Kaka menilai, putusan MK atas nomor 90/PUU-XXI/2023 itu inkonsisten dengan putusan lainnya, Imbasnya, membuat bingung salah satu Majelis Hakim Konstitusi dan mendapat reaksi publik yang sangat negatif juga sangat bernuansa politis.

“Bahkan diduga adanya intervensi kekuasaan demi kepentingan penyelenggaraan pemilu serentak tahun 2024,” kata Kaka.

Oleh karena itu,  Kaka mendorong semua pihak untuk melakukan evaluasi terhadap MK dalam menjalankan kekuasaannya secara independen, profesional, dan berkeadilan.

Sebab, ujar dia melanjutkan, selain karena MKMK merupakan amanah yang tertuang dalam Pasal 27A ayat (2) UU MK, pembentukan majelis itu secara permanen juga menjadi salah satu rekomendasi dalam Putusan MKMK Nomor 01/MKMK/T/02/2023 yang penting untuk direalisasikan.

“Kami mendorong adanya rekonstruksi Mahkamah Konstitusi yang didesain secara ketat dengan upaya menjaga kemandirian hakim konstitusi baik secara personal maupun kelembagaan,” ujar dia menambahkan.

Langkah itu juga perlu disertai larangan  adanya hubungan keluarga antara presiden selaku pejabat eksekutif dan pimpinan DPR selaku pejabat legislatif dengan hakim konstitusi selaku orang yang menjalankan kekuasaan kehakiman di Indonesia.

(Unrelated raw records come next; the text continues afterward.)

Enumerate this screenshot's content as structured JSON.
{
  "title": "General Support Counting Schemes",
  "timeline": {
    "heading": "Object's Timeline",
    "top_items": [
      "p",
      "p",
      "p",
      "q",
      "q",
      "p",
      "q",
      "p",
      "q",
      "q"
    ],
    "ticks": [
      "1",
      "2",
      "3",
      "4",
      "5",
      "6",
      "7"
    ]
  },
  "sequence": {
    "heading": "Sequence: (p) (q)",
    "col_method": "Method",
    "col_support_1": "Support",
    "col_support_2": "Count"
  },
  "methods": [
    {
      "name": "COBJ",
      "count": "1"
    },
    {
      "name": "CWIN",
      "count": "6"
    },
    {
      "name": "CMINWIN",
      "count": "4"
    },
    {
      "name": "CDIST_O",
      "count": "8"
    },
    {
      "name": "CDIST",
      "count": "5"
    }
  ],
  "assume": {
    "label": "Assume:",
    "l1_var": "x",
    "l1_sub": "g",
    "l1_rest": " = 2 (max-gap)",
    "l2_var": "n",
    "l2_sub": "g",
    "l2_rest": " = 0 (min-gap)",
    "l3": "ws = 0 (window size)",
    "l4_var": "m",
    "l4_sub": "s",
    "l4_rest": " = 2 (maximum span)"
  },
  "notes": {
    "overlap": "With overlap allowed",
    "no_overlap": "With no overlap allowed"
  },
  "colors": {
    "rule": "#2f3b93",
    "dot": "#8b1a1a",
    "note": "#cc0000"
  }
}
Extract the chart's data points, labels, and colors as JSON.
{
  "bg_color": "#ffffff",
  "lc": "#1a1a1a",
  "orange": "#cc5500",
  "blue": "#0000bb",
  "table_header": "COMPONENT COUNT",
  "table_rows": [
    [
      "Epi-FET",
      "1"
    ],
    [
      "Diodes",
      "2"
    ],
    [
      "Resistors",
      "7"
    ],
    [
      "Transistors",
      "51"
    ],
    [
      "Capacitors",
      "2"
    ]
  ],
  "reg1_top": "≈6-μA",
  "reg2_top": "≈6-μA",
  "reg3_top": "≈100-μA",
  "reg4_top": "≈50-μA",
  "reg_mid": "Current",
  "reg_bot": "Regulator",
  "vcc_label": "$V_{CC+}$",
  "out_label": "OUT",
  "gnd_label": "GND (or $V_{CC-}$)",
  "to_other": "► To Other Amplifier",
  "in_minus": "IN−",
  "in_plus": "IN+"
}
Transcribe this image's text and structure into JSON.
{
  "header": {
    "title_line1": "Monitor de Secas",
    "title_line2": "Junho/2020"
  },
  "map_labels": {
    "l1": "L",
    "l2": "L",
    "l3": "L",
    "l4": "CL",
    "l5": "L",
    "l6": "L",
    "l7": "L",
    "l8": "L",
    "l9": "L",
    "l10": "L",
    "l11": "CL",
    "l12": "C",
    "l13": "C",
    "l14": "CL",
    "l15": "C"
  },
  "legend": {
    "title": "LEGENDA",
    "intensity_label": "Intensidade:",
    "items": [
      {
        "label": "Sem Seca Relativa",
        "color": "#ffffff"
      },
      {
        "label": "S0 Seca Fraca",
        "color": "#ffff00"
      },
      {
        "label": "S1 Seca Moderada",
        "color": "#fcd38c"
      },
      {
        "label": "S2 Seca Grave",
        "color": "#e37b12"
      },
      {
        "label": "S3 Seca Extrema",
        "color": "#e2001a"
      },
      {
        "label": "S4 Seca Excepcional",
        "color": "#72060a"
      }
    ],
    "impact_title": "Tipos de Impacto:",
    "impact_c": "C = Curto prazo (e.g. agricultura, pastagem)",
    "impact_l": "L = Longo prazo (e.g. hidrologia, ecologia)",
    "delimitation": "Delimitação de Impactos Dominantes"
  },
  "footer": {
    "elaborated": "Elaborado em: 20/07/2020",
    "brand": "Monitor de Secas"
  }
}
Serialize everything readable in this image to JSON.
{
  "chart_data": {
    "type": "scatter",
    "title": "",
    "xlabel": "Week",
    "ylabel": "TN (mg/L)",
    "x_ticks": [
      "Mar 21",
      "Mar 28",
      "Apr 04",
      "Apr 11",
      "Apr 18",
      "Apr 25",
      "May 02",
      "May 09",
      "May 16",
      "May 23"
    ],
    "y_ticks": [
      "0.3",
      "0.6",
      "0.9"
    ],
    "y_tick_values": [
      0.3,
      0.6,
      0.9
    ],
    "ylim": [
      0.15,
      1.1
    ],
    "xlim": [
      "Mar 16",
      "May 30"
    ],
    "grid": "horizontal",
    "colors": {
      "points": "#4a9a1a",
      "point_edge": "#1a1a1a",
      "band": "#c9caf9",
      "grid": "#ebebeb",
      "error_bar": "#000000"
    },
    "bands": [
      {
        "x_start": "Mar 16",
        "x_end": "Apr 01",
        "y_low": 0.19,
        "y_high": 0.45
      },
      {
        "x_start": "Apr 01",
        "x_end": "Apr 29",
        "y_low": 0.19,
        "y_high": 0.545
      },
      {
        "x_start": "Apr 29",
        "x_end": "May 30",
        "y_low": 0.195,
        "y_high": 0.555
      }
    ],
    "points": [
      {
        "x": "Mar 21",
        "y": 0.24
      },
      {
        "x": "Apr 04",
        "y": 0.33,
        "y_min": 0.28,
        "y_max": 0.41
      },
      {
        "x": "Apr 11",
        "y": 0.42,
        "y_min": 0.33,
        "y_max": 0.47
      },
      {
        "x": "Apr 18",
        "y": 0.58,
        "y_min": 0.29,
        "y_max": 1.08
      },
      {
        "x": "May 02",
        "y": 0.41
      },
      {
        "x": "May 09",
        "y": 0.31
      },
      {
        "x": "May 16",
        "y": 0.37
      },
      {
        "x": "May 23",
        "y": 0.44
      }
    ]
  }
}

Kaka menegaskan, KIPP menolak segala bentuk tindakan baik secara politik maupun hukum yang dapat melegitimasi dan berpihak pada terbentuknya dinasti politik di Indonesia.

“KIPP juga mendorong semua pihak untuk kritis melakukan eksaminasi terhadap Putusan Mahkamah Konstitusi   Nomor 90/PUU-XXI/2023 yang dianggap memiliki penyelundupan hukum, bahkan membuat bingung salah satu hakim konstitusi itu sendiri,” ujar Kaka menegaskan.

Diketahui,  para hakim MK sudah menggelar rapat permusyawaratan hakim untuk menyegerakan pembentukan MKMK.

“Berkaitan dengan laporan dugaan pelanggaran kode etik dan pedoman perilaku hakim, kami telah melakukan rapat permusyawaratan untuk menyegerakan pembentukan Majelis Kehormatan Mahkamah Konstitusi,” kata 
Hakim MK Enny Nurbaningsih dalam konferensi pers di Gedung MK, Jakarta, Senin hari ini.

Enny berharap majelis ini dapat segera bekerja untuk menyelesaikan tujuh laporan yang sudah masuk mengenai dugaan pelanggaran kode etik hakim MK terkait dengan Putusan Perkara Nomor 90/PUU-XXI/2023 tentang batas usia minimal capres dan cawapres

Menurut Enny, pembentukan MKMK berdasarkan Pasal 27A Undang-Undang Nomor 7 Tahun 2020 tentang Perubahan Ketiga atas Undang-Undang Nomor 24 Tahun 2003 tentang Mahkamah Konstitusi.

Tujuan pembentukan majelis tersebut untuk memeriksa dan mengadili laporan dan temuan dugaan pelanggaran kode etik hakim. Enny menyebut, semua hakim MK sepakat untuk menyerahkan penyelesaian laporan-laporan kepada MKMK.

“Biarlah MKMK yang bekerja mengurus laporan tersebut sehingga kami dapat berkonsentrasi pada perkara yang harus kami tangani sesuai dengan kewenangan dari Mahkamah Konstitusi,” ujar Enny.